Bia Ferreira: um ponto fora da curva
O presidente Lula sancionou esta semana a nova Lei de Cotas. Em cerimônia no Planalto, ele defendeu a política afirmativa como instrumento democrático, em favor do acesso à educação de nível superior.
Eu assino embaixo, claro. E avanço sobre o território pantanoso demarcado pelos movimentos identitários para afirmar a minha filiação a tal causa. Em lugar de palavras gastas, no entanto, recorro à música de Bia Ferreira.
Um chamado. Jamais escondi a falta de paciência com o discurso identitário corrente, muito higiênico e homogêneo. Mas Bia Ferreira é um ponto fora da curva.
Embora o recorte objetivo de suas composições não seja o mais original, restrito a uma oportuna declaração de guerra ao inimigo de sempre - o machismo branco, heteronormativo, neopetencostal, bem aquinhoado, a quintessência do tal patriarcado -, as canções reunidas em ‘Igreja lesbiteriana – Um chamado’, 2019, são dotadas de uma força invulgar e merecem toda a atenção do mundo.
Boa parte do repertório foi conhecida antes mesmo do álbum vir à flor da matéria, divulgada em shows e singles, com grande repercussão, a ponto de chegar aos ouvidos atentos do mano Caetano Veloso.
“Brilha minha guia”, a faixa de abertura, cantada a capela, no entanto, vale sozinha por muito disco cheio. Declamados em tom aguerrido, os versos da moça evocam santidades e provocam arrepios.
“Igreja lesbiteriana” cumpre a promessa realizada lá atrás, desde quando Bia Ferreira resolveu soltar a voz e jogar o corpo no mundo.
Não bastasse a potência da voz, a poesia de inflexão militante, conhecida desde o primeiro momento, o álbum ainda transborda o calor próprio dos metais, tem groove, balanço e frescor suficientes para furar a bolha onde as suas palavras chovem no molhado.

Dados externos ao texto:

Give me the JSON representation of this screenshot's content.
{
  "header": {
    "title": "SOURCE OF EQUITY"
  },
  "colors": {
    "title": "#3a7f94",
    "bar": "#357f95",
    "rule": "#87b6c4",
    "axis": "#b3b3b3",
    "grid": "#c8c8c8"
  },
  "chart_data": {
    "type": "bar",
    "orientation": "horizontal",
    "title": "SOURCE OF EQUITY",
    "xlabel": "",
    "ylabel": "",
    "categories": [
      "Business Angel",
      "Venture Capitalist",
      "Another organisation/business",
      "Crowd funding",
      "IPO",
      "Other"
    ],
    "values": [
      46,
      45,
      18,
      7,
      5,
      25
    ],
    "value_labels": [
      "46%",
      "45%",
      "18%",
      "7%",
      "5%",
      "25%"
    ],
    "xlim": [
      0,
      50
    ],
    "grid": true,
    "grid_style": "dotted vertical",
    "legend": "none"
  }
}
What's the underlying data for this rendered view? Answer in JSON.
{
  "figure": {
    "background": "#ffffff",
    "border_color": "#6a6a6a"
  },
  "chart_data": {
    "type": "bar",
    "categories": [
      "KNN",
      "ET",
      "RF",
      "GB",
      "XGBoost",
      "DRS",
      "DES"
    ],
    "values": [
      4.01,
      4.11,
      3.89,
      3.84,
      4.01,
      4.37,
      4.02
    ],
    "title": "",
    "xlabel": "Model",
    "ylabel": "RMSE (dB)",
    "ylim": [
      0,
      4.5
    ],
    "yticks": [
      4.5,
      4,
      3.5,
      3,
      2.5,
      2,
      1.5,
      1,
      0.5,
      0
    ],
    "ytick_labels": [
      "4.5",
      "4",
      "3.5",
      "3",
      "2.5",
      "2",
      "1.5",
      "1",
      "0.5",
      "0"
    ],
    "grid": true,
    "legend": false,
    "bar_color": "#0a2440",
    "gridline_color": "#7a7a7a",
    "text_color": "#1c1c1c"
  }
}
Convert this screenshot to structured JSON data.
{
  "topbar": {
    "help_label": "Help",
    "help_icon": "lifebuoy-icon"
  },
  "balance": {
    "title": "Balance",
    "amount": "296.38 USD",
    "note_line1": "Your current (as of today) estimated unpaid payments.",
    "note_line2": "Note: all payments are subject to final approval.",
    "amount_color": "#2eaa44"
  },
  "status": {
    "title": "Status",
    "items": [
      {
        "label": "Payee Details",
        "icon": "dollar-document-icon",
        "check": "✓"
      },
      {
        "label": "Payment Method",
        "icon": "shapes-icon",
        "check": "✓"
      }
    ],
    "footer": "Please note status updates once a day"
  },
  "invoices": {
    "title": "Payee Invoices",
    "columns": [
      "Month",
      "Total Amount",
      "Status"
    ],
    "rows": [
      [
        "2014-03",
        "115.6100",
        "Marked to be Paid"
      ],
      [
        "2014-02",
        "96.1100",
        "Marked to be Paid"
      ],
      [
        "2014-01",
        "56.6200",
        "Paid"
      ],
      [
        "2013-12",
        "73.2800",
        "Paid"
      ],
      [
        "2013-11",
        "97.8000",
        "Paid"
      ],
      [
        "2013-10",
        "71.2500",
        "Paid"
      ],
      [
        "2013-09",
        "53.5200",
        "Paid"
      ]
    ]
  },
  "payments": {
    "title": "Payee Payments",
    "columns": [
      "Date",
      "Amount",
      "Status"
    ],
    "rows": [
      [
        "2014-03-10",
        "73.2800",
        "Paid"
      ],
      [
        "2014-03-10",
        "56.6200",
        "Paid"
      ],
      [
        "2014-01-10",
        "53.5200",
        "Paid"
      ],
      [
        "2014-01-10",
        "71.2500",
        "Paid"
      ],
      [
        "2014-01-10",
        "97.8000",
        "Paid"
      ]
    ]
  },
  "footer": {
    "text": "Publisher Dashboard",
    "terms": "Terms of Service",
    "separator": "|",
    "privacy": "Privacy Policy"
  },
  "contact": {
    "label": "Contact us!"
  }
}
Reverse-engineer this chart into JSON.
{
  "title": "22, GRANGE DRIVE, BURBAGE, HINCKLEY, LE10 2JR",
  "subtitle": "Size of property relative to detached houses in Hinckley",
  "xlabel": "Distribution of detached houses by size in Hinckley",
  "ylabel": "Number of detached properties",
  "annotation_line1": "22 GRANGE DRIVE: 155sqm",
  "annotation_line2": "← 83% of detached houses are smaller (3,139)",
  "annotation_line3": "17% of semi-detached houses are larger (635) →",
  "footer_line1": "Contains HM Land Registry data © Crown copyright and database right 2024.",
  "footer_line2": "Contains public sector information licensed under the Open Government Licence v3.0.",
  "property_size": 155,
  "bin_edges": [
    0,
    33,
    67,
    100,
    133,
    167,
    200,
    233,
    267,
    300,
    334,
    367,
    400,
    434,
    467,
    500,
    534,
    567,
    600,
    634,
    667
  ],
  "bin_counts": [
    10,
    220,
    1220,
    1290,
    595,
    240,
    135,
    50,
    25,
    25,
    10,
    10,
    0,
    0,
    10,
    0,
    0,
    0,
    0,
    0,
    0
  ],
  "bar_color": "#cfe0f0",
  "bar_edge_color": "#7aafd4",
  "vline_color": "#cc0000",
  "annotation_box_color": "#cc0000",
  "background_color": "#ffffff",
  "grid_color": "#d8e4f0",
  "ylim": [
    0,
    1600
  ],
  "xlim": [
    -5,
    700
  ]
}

Digo e repito: não conheço outro trabalho capaz de equacionar engajamento e valor musical de maneira tão feliz. “Cota não é esmola”, o primeiro hit da moça; “Não precisa ser Amélia”, de um feminismo cheio de melanina; “Boto fé”, um sopro de otimismo e boa vontade, comunicam um discurso de gênero e racial radical, muito autêntico, derivado da experiência, sem abrir mão do suingue.
Aqui, o ritmo é didático, o balanço do corpo faz a cabeça nublada de privilégios pegar no tranco, areja o pensamento.